Le plus important dans ces événements reste la réaction de la personnalité la plus éminente, celle sans l'autorité de laquelle aucune gouvernance ne serait conduite, le président d'Ennahdha, Rached Ghanouchi. Car, au-delà du festival du théâtre sur lequel le fanatisme jette l'anathème pour sa représentation figurée, cassant les marionnettes comme d'autres ont détruit des statues de Boudha et stigmatisant les comédiens grimés ; et au-delà du grand rassemblement de Monastir où Béji Caïd Essebsi (et sa bande de bourguibistes) furent la cible d'appels au meurtre par un fonctionnaire de l'État, prédicateur de profession ; n'était-ce pas ce dimanche-là la Choura d'Ennahdha qui était dans l'oeil du cyclone salafiste, au moment même où elle devait statuer sur l'inscription de la Chariâa dans la constitution ?

Or, le président de ce grand mouvement, dans tous les médias depuis le vote, annonce qu'Ennahdha se contentera de l'Article Premier de la Constitution du 1er juin 1959, dont la formulation très habile et beaucoup moins carrée que les tenants d'un État islamique le souhaiteraient, prescrit : « La Tunisie est un État libre, indépendant et souverain ; sa religion est l'Islam, sa langue l'Arabe et son régime la République ». Cette désignation de l'État tunisien fait aujourd'hui le consensus et c'est au nom de ce consensus que Rached Ghanouchi explique que le mouvement Ennahdha ne demandera pas pour le moment l'inscription, dans la loi fondamentale, du référentiel charaïque comme source unique de notre législation, dans la mesure où une partie de la société tunisienne, à l'évidence forte et sans doute majoritaire, « n'en comprend pas le sens profond, surtout moral », selon Rached Ghanouchi, et qu'elle lui prête des intentions très répressives, discriminatoires, et mutilantes, contraires à la tradition réformiste tunisienne et aux Conventions internationales auxquelles la Tunisie adhère.

Cette décision prise à plus des deux tiers de la Choura d'Ennahdha va dans le sens d'un apaisement du conflit qui mine la société tunisienne au risque de la faire sombrer par la Fitna (discorde) dans une fracture civile.
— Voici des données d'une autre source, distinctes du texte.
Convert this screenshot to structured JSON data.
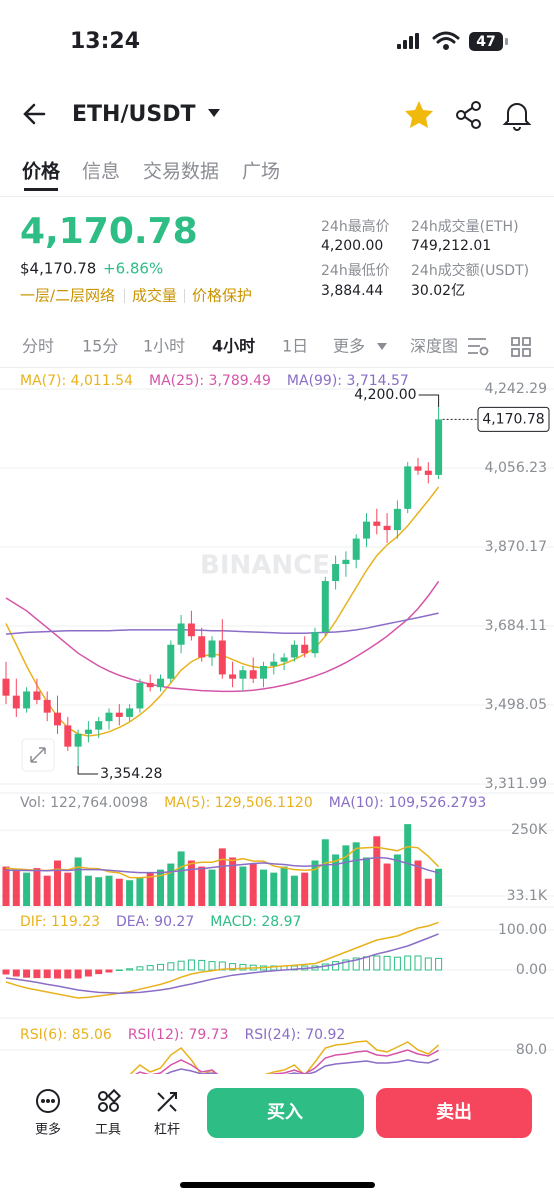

Bien que son challenger islamiste Hechmi Hamdi éructe encore, de sa TV londonienne Al Mustakillah, que Rached Ghanouchi aurait trahi la volonté de ses électeurs nahdhaouis, le chef d'Ennahdha s'en défend dans un souci de conciliation nationale, affirmant qu'un projet charaïque n'était pas dans son programme électoral - il s'est effectivement prononcé pour un État civil - mais qu'on verrait « dans un autre programme » (Radio Mosaïque, 26 mars 2012).

Cheikh Rached Ghanouchi, dans son discours onctueux, développe-t-il seulement une stratégie électorale mettant en avant un islamisme dit light, version AKPiste, plus rassembleur, moins inquiétant pour les démocrates progressistes et laïques, de nature à faire revenir les investisseurs étrangers jusqu'ici sur le qui vive, et cela dans la perspective de prochaines élections prévues entre le 20 mars et le 1er juin 2013, date que nous choisissons symboliquement pour cadrer l'entreprise ? Alors, de surcroît, ce chef de grande stature, seul autorité véritablement cohérente, d'une grande culture, à la casuistique redoutable et à la rhétorique pateline, subtile et même spirituelle, qui ne devrait pas se représenter à la présidence d'Ennahdha en démocrate qui aurait épuisé ses deux mandats, ne serait-il pas dans une telle stratégie le candidat idéal à la présidence de la République ?

La société civile démocratique et les organisations partisanes qui se hâtent lentement à organiser un front républicain, ont devant elles une année pour se mettre en ordre de marche. Par bonheur et paradoxalement, le fanatisme fondamentaliste « roule » pour elles et les exactions salafistes ouvrent un boulevard aux modernistes.